The span of a collection of vectors is the set of all possible linear combinations of them. For example, the span of the vectors

$$ \begin{bmatrix} 1 \\ 5 \\ 3 \end{bmatrix}, \begin{bmatrix} 2 \\ 1 \\ 7 \end{bmatrix} $$

is the set of all vectors of the form

$$ s\begin{bmatrix} 1 \\ 5 \\ 3 \end{bmatrix} + t\begin{bmatrix} 2 \\ 1 \\ 7 \end{bmatrix} $$

as $s$ and $t$ range over all possible scalars.

So:

$$ Span(\vec{v_1}, \vec{v_2} \dots \vec{v_n}) = \Bigl\{c_1v_1 + c_2v_2 \dots c_nv_n | c_i \in \Re for 1 \leq i \leq n \Bigl\} $$

Unit Vectors¶

The units vectors $\hat{i}$ and $\hat{j}$ are represented as:

$$ \hat{1} \begin{bmatrix} 1 \\ 0 \end{bmatrix}, \hat{j} \begin{bmatrix} 0 \\ 1 \end{bmatrix} $$

And are said to be orthogonal i.e. at $90^\circ$ to each other.

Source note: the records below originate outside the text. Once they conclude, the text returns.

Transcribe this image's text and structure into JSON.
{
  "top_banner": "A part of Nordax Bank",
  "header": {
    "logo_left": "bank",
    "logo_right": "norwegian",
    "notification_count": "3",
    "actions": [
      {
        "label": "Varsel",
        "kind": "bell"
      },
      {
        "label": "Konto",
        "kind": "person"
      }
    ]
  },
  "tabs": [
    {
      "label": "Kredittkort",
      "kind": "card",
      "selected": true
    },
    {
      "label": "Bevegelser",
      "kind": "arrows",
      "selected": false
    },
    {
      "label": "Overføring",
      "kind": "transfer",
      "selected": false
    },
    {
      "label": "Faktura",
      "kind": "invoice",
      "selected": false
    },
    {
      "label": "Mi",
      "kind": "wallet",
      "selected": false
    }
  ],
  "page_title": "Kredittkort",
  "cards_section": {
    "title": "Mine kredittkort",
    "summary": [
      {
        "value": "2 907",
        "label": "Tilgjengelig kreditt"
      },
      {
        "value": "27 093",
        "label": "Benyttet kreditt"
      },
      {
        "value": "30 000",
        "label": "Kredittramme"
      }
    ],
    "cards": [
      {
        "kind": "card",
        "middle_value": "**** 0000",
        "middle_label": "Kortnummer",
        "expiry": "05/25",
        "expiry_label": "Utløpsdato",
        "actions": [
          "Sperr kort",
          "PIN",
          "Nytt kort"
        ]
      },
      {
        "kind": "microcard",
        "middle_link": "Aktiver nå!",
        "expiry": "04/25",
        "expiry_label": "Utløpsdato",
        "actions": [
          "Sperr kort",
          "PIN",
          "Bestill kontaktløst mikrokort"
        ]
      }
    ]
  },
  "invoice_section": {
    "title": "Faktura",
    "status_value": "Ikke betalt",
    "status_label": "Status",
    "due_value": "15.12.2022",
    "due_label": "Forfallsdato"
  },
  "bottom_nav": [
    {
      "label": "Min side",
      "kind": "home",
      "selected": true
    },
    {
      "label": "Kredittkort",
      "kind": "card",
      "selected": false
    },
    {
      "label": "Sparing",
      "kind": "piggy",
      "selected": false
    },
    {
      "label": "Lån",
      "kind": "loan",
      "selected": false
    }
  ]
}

This means they can be used to represent any angle or vector in $\Re^2$ and as such form a basis of $\Re^2$.

Example¶

Given:

$$ \vec{a} \begin{bmatrix} 1 \\ 2 \end{bmatrix}\; , \; \vec{b} \begin{bmatrix} 0 \\ 3 \end{bmatrix}\; and \; \vec{x} \begin{bmatrix} x_1 \\ x_2 \end{bmatrix} $$

Prove:

$$c_1\vec{a} + c_2\vec{b} = \vec{x}$$$$ c_1 \begin{bmatrix} 1 \\ 2 \end{bmatrix} + c_2 \begin{bmatrix} 0 \\ 3 \end{bmatrix} = \begin{bmatrix} x_1 \\ x_2 \end{bmatrix} $$

So:

$$ 1.c_1 + 0.c_2 = x_1 $$$$ 2.c_1 + 3.c_2 = x_2 $$

Multiple top equation by $-2$ you get:

$$ -2.c_1 + 0 = -2x_1 $$$$ 2.c_1 + 3.c_2 = x_2 $$

Then add these two equations and the $c_1$ parts cancel out giving:

$$ 3c_2 = x_2 - 2x_1 $$

So:

$$c_2 = \frac{1}{3}(x_2 - 2x_1)$$

And from the first equation above ($0.c_2$) we know:

$$ c_1 = x_1 $$

So to get to the point:

$$ \begin{bmatrix} 2 \\ 2 \end{bmatrix} $$$$ c_1 = x_1 \; so \; c_1 = 2 $$$$ c_2 = \frac{1}{3}(x_2 - 2x_1) \; so \; c_2 = \frac{1}{3}(2-4) \; = \; -\frac{2}{3} $$

Solution:

$$ 2 \begin{bmatrix} 1 \\ 2 \end{bmatrix} -\frac{2}{3} \begin{bmatrix} 0 \\ 3 \end{bmatrix} = \begin{bmatrix} 2 \\ 2 \end{bmatrix} $$